In the past decade, the face of consumer banking has changed dramatically for millions of users across the UK and Ireland. At the same time, a wide range of financial services have been transformed by fintech innovation, with this sector becoming a key contributor to both Irish and British economic growth.
One underrated factor in the success of these firms is right under our noses: their commitment to effective UX thinking. By reimagining the user experience of financial services, businesses like Monzo, Wise, Revolut and Stripe have accelerated adoption across global markets.
Here’s how UX thinking became such a powerful advantage for these fintech companies.
What is UX thinking
The term “UX” is often associated only with visual design. While the look and feel of a digital product matters, UX is really about understanding what users are trying to do, what gets in their way, and how a digital experience can help them complete that task with more confidence.
In financial services, this matters enormously. Money is personal, and users need more than speed or convenience. They also need to feel secure, informed and in control. If a journey is confusing, if fees are unclear, or if the next step is hard to find, trust can evaporate quickly.
The fact that most legacy banking providers had not yet embraced user-friendly online financial services presented a tempting opportunity in the 2010s. If new fintech businesses could outflank their competition on this issue, they could quickly gain market share.
Rather than simply digitising traditional banking processes, many of these fintech firms asked a more valuable question: how should this experience actually work for the user?
Removing friction: Monzo
The most obvious UX improvement came by removing friction from everyday banking. For many users, traditional banking was bogged down in slow processes, limited visibility and awkward customer journeys. Simple tasks like opening an account, tracking spending, setting budgets or understanding where money was going often required too much effort from the user.
Monzo set out to resolve the basic user experience of online banking. Its product experience was built around clarity, speed and immediacy, helping users feel more connected to their money. Instant spending notifications gave people real-time feedback, while spending categories made habits easier to understand. Pots allowed users to separate money for bills, savings or specific goals in a way that felt simple and natural.
The value of these features comes from the fact that they solve real user problems. They make banking feel more responsive, more understandable and more closely aligned with the way people actually manage money in everyday life.
In Monzo’s case, UX helped turn banking into something people could interact with regularly, rather than something they only checked when they had to.
Revealing valuable information: Wise
In financial services, information is everything. Yet many traditional financial products have historically made important data overly difficult to understand. Fees, exchange rates, transfer times and hidden charges can all create uncertainty for users, particularly when they are moving money across borders.

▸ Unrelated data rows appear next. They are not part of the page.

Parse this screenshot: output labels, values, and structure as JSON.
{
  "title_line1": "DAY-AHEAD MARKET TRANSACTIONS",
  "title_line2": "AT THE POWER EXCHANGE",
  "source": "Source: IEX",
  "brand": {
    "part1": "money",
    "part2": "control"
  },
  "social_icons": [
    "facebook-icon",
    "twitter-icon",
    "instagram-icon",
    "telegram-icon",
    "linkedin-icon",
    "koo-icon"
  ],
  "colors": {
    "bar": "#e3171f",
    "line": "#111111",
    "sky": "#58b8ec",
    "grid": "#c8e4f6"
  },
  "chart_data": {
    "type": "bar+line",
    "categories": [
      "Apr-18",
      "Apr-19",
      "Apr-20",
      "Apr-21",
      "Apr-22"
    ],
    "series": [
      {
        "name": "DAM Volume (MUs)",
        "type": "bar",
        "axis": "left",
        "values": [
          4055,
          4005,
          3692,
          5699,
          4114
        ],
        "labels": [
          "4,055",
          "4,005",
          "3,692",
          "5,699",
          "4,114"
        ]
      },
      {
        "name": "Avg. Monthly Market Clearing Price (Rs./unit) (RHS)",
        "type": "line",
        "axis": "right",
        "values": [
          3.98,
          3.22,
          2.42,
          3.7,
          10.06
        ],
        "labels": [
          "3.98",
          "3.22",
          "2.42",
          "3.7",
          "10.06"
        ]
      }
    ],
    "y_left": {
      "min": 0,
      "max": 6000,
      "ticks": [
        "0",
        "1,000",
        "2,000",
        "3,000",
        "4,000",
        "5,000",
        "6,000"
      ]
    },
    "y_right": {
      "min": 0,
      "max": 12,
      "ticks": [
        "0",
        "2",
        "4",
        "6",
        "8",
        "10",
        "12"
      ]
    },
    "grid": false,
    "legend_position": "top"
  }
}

Wise built much of its early advantage around challenging that experience. Its proposition was not only about moving money internationally, but about making the process feel clearer. Users could see what they were paying, what exchange rate was being used, how much the recipient would receive, and when the money was expected to arrive.
In many cases, especially in financial services, good UX means revealing the right information at the right time, in a format people can actually understand.
Rationalising the banking experience: Revolut
Revolut’s growth shows another side of fintech UX: the ability to bring a wide range of financial services into one coherent experience. Traditional banking often separates different needs across different products, departments, portals or providers. A customer might use one service for day-to-day banking, another for currency exchange, another for travel spending, another for savings and another for investments.
By bringing many of these services into a single app environment, Revolut created a more connected experience for the user. The value was not simply in offering more features, but in making those features feel accessible within one broader financial ecosystem.
Considering every stakeholder: Stripe
Stripe is one of the best examples of UX thinking beyond the end customer. At first glance, payments might seem like a purely technical problem. But Stripe understood that one of the most important users in the payment experience was not always the person entering their card details.
It was also the developer, founder, finance team or operations team trying to integrate and manage payments behind the scenes. That insight helped Stripe turn developer experience into a major competitive advantage.
For developers, a good experience means clear documentation, logical APIs, useful error messages, reliable testing tools and fast implementation. For business owners, it means less operational complexity. For finance teams, it means better reporting and clearer reconciliation. For end customers, it means a smoother checkout and fewer failed transactions.
Stripe’s success shows that UX thinking should consider the full ecosystem of people involved in a product or service. This is especially important for B2B fintech, where the buyer, user and end beneficiary may all be different people.
Beyond fintech: The bigger picture
The lesson from fintech is not that every business needs to look or behave like a banking app, but rather that complex services become much more valuable when they are easier to understand, easier to trust and easier to use.
Fintech companies succeeded because they looked closely at where traditional financial services created friction. They questioned why certain processes were slow, why information was unclear, why users felt out of control, and why technical integration was often so painful. Then they designed better experiences around those problems.
Clever UX helps organisations reduce friction, clarify value and build trust. It ensures that digital experiences are not only attractive, but useful, accessible and commercially effective. Most importantly, it can provide sharp competitive advantages against legacy players and help drive adoption from wider audiences than would otherwise be possible.